Kinder aus der Cordoba-Schule, die so wie drei andere palästinensische Schulen im vorwiegend von Juden bewohnten Altstadtviertel liegt, berichten von Angriffen mit Hunden, die jüdische Siedler auf sie losließen. "Psychologisch war der Effekt der Begleitung durch die Beobachter sehr wichtig, weil sich die Kinder sicherer fühlten. Jetzt herrscht wieder Angst", erklärt Atef Aljamal, der Chef des Ministerbüros für Erziehung in Hebron.

Die Siedlerbewegung begrüßt dagegen den Abzug der Beobachter. Jishai Fleisher, der Sprecher der jüdischen Gemeinschaft in Hebron, erklärt, die Beobachter hätten "eine Atmosphäre des Konflikts geschaffen und nicht eine Friedensatmosphäre verbreitet". Juden und Palästinenser lebten in dieser Stadt seit Jahrhunderten. "Wir kennen einander und wir werden einen Weg finden, miteinander auszukommen, auch ohne die Hilfe von außen."

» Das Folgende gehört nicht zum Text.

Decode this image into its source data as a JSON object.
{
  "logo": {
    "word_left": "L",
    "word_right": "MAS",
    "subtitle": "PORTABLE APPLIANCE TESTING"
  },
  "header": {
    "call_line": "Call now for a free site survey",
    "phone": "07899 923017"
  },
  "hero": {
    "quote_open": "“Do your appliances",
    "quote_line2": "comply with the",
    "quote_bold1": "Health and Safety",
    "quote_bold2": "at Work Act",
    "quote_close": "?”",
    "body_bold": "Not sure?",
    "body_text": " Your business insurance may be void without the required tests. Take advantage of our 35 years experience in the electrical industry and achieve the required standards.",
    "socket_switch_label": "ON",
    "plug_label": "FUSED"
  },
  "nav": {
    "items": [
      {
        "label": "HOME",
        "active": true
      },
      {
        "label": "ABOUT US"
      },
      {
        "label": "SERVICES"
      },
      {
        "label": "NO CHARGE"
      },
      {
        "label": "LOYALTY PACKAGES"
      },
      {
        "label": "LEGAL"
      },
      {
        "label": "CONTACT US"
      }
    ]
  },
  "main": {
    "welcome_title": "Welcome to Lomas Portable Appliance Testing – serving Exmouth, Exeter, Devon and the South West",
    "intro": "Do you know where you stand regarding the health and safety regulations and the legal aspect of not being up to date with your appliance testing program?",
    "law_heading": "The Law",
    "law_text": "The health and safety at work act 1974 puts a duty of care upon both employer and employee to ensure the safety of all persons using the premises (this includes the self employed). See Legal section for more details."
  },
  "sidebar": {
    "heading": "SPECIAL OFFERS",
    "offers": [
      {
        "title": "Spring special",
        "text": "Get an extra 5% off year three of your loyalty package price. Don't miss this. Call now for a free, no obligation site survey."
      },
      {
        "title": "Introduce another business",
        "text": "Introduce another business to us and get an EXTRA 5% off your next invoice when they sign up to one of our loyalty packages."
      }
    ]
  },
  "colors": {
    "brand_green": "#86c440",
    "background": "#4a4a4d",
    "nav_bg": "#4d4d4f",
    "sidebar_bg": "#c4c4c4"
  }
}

Die Juden, die in der Al-Shuhada-Straße vorübereilen, wo noch vergangene Woche die Beobachter ihre Runden gezogen haben, freuen sich über das Ende der Mission. "Ein Grund zum Feiern", sagt einer. Eine Frau meint schlicht: "Endlich." Ein anderer wirft den Beobachtern Einmischung und Angriffe gegen jüdisches Leben vor. Ein ultraorthodoxer Mann verweist darauf, dass es sich hier um jüdischen Boden handle, auf dem ausländische Kräfte nichts zu suchen hätten. "Das ist unser Land und das ist die Stadt unserer Vorfahren."